I give Dulcie’s paper a quick scan. There’s the usual mess of the incomprehensible mixed in with the ridiculous, but I do see an ad for cheap tickets to Daytona Beach. I take that as a sign we’re on the right path, though truthfully, it’s as right as any other random thing I want to assign meaning to—cartoons, the Great Tremolo, the way Staci Johnson flicks her ponytail. I smooth out Junior Webster’s scrap of a compass—to live—fold it neatly, and tuck it back into my pocket along with the MP7.

When I get to the dining room, some kind of fight has broken out. People are clumped together in spectator fashion, cheering.

“What’s going on?” I ask the guy next to me.

“Some kinda wrestlin’ promo, I think. It’s entertainin’, I’ll say that much. Them little guys got lots of spunk, I tell you what.”

“Little guys?” I croak. Oh no they di-in’t. “Excuse me, excuse me!” I say, pushing through. Balder’s on the table, and people are lined up, throwing whatever they’ve got at him—knives, forks, coffee cups, rocks. One little girl hurls her waffle and it bounces off his round belly like a spongy boomerang.

“Two dollars a shot! All comers welcome!” Gonzo shouts. He’s running between everyone, gathering money in Balder’s Viking helmet.

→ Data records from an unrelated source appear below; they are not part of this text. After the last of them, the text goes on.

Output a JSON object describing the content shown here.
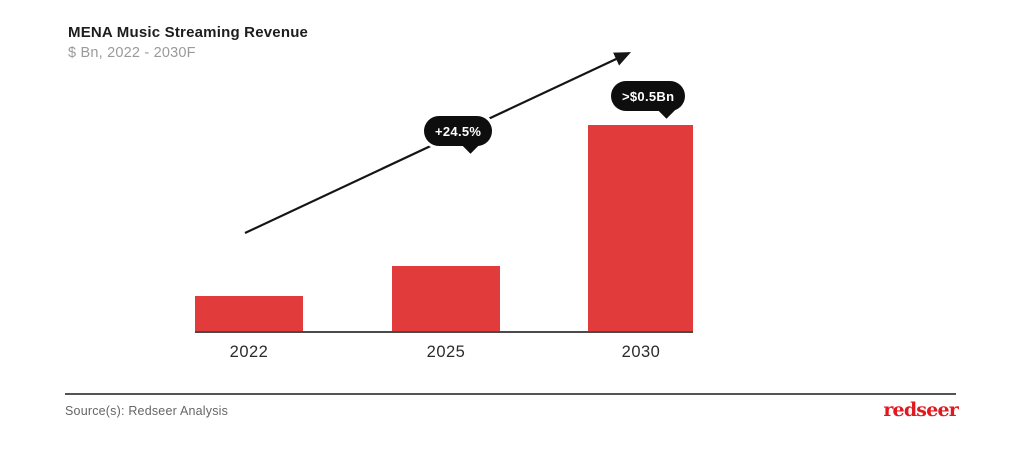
{
  "header": {
    "title": "MENA Music Streaming Revenue",
    "subtitle": "$ Bn, 2022 - 2030F"
  },
  "chart_data": {
    "type": "bar",
    "title": "MENA Music Streaming Revenue",
    "subtitle": "$ Bn, 2022 - 2030F",
    "unit": "$ Bn",
    "categories": [
      "2022",
      "2025",
      "2030"
    ],
    "values": [
      0.09,
      0.16,
      0.5
    ],
    "value_notes": [
      "estimated from bar height",
      "estimated from bar height",
      "labeled >$0.5Bn"
    ],
    "ylim": [
      0,
      0.52
    ],
    "grid": false,
    "legend": false,
    "bar_color": "#e23b3b",
    "annotations": [
      {
        "type": "cagr-arrow",
        "label": "+24.5%",
        "direction": "up-right"
      },
      {
        "type": "value-callout",
        "label": ">$0.5Bn",
        "target_category": "2030"
      }
    ]
  },
  "annotations": {
    "growth_label": "+24.5%",
    "value_label": ">$0.5Bn"
  },
  "footer": {
    "source": "Source(s): Redseer Analysis",
    "logo": "redseer"
  },
  "colors": {
    "bar": "#e23b3b",
    "bubble_bg": "#0e0e0e",
    "bubble_text": "#ffffff",
    "arrow": "#151515",
    "axis": "#4a4a4a",
    "title_text": "#1d1d1d",
    "subtitle_text": "#9a9a9a",
    "source_text": "#666666",
    "logo_red": "#e0191f"
  }
}
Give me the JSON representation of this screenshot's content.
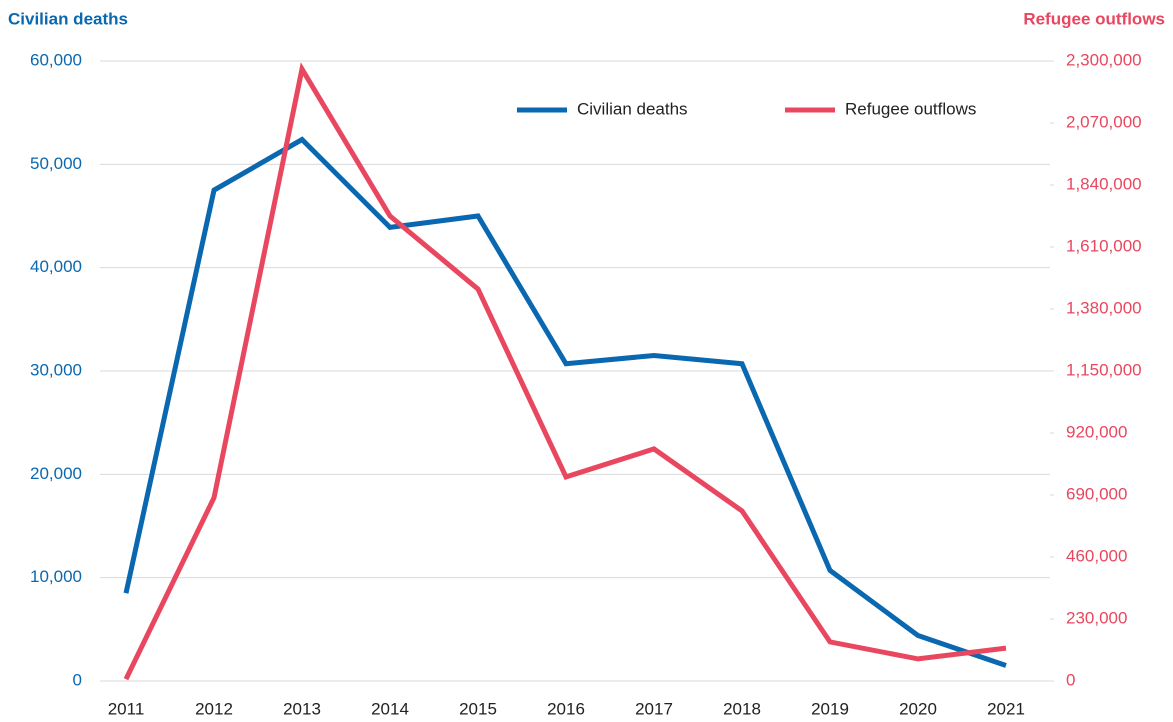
{
  "chart_data": {
    "type": "line",
    "y_axis_title": "Civilian deaths",
    "y2_axis_title": "Refugee outflows",
    "categories": [
      "2011",
      "2012",
      "2013",
      "2014",
      "2015",
      "2016",
      "2017",
      "2018",
      "2019",
      "2020",
      "2021"
    ],
    "series": [
      {
        "name": "Civilian deaths",
        "color": "#0a68b0",
        "values": [
          8500,
          47500,
          52400,
          43900,
          45000,
          30700,
          31500,
          30700,
          10700,
          4400,
          1500
        ]
      },
      {
        "name": "Refugee outflows",
        "color": "#e8475f",
        "axis": "y2",
        "values": [
          7000,
          680000,
          2270000,
          1725000,
          1454000,
          757000,
          861000,
          631000,
          145000,
          82000,
          122000
        ]
      }
    ],
    "ylim": [
      0,
      60000
    ],
    "yticks": [
      0,
      {
        "value": 10000,
        "label": "10,000"
      },
      {
        "value": 20000,
        "label": "20,000"
      },
      {
        "value": 30000,
        "label": "30,000"
      },
      {
        "value": 40000,
        "label": "40,000"
      },
      {
        "value": 50000,
        "label": "50,000"
      },
      {
        "value": 60000,
        "label": "60,000"
      }
    ],
    "y2lim": [
      0,
      2300000
    ],
    "y2ticks": [
      0,
      {
        "value": 230000,
        "label": "230,000"
      },
      {
        "value": 460000,
        "label": "460,000"
      },
      {
        "value": 690000,
        "label": "690,000"
      },
      {
        "value": 920000,
        "label": "920,000"
      },
      {
        "value": 1150000,
        "label": "1,150,000"
      },
      {
        "value": 1380000,
        "label": "1,380,000"
      },
      {
        "value": 1610000,
        "label": "1,610,000"
      },
      {
        "value": 1840000,
        "label": "1,840,000"
      },
      {
        "value": 2070000,
        "label": "2,070,000"
      },
      {
        "value": 2300000,
        "label": "2,300,000"
      }
    ],
    "grid": true,
    "legend": "top-right"
  }
}
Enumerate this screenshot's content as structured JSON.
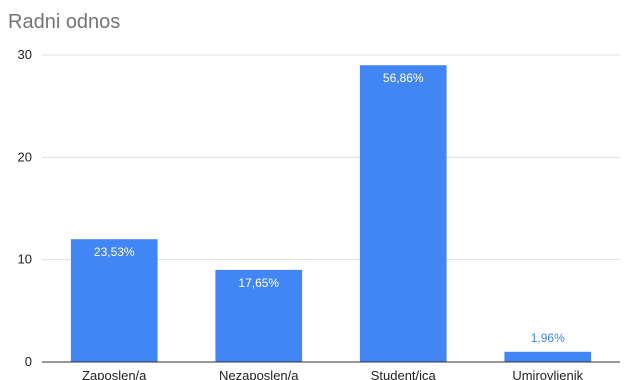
{
  "chart_data": {
    "type": "bar",
    "title": "Radni odnos",
    "categories": [
      "Zaposlen/a",
      "Nezaposlen/a",
      "Student/ica",
      "Umirovljenik"
    ],
    "values": [
      12,
      9,
      29,
      1
    ],
    "data_labels": [
      "23,53%",
      "17,65%",
      "56,86%",
      "1,96%"
    ],
    "ylim": [
      0,
      30
    ],
    "yticks": [
      0,
      10,
      20,
      30
    ],
    "xlabel": "",
    "ylabel": "",
    "grid": true,
    "legend": "none",
    "colors": {
      "bar": "#4285F4",
      "label_inside": "#ffffff",
      "label_outside": "#4285F4"
    }
  }
}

“I cannot be injured, for I am Balder. …” A knife sticks into his arm, but he keeps going. “Son of Odin …” A fork lodges into his skull. “Brother of Hoor,” he says, pulling them both out. “Immortal.”

“Yeah? Let’s just see about that.” A guy in a mall security guard uniform pulls out his piece and shoots Balder in the chest. There’s a gasp from the crowd. Instead of going down, Balder does a little dance.

“Boo-ya!” he says, and I’m pretty sure that’s the original Norse.

“Well, I’ll be,” the mall guard says. Everyone claps and cheers.

“Two bucks!” Gonzo insists, pocketing greenbacks from the shooter.

“Okay, show’s over!” I announce, running up and yanking Balder off the table. “You’ve been great. Be sure to come out and see our show at the monster wrestling truck arena this weekend. Thank you. Thanks so much. Thank. You.” As the breakfasters settle back at their tables, I level a sharp gaze at both Gonzo and Balder. “Way to keep a low profile, guys.”

“He started it,” Gonzo grumbles.

Balder gives me one of his courtly bows. “I did not mean to cause trouble, Cameron the Noble.”

“When I said ‘bond,’ I meant, like, tell some stories, trade a few fart jokes, draw pictures of the waitress with a mustache. Not cause a scene.”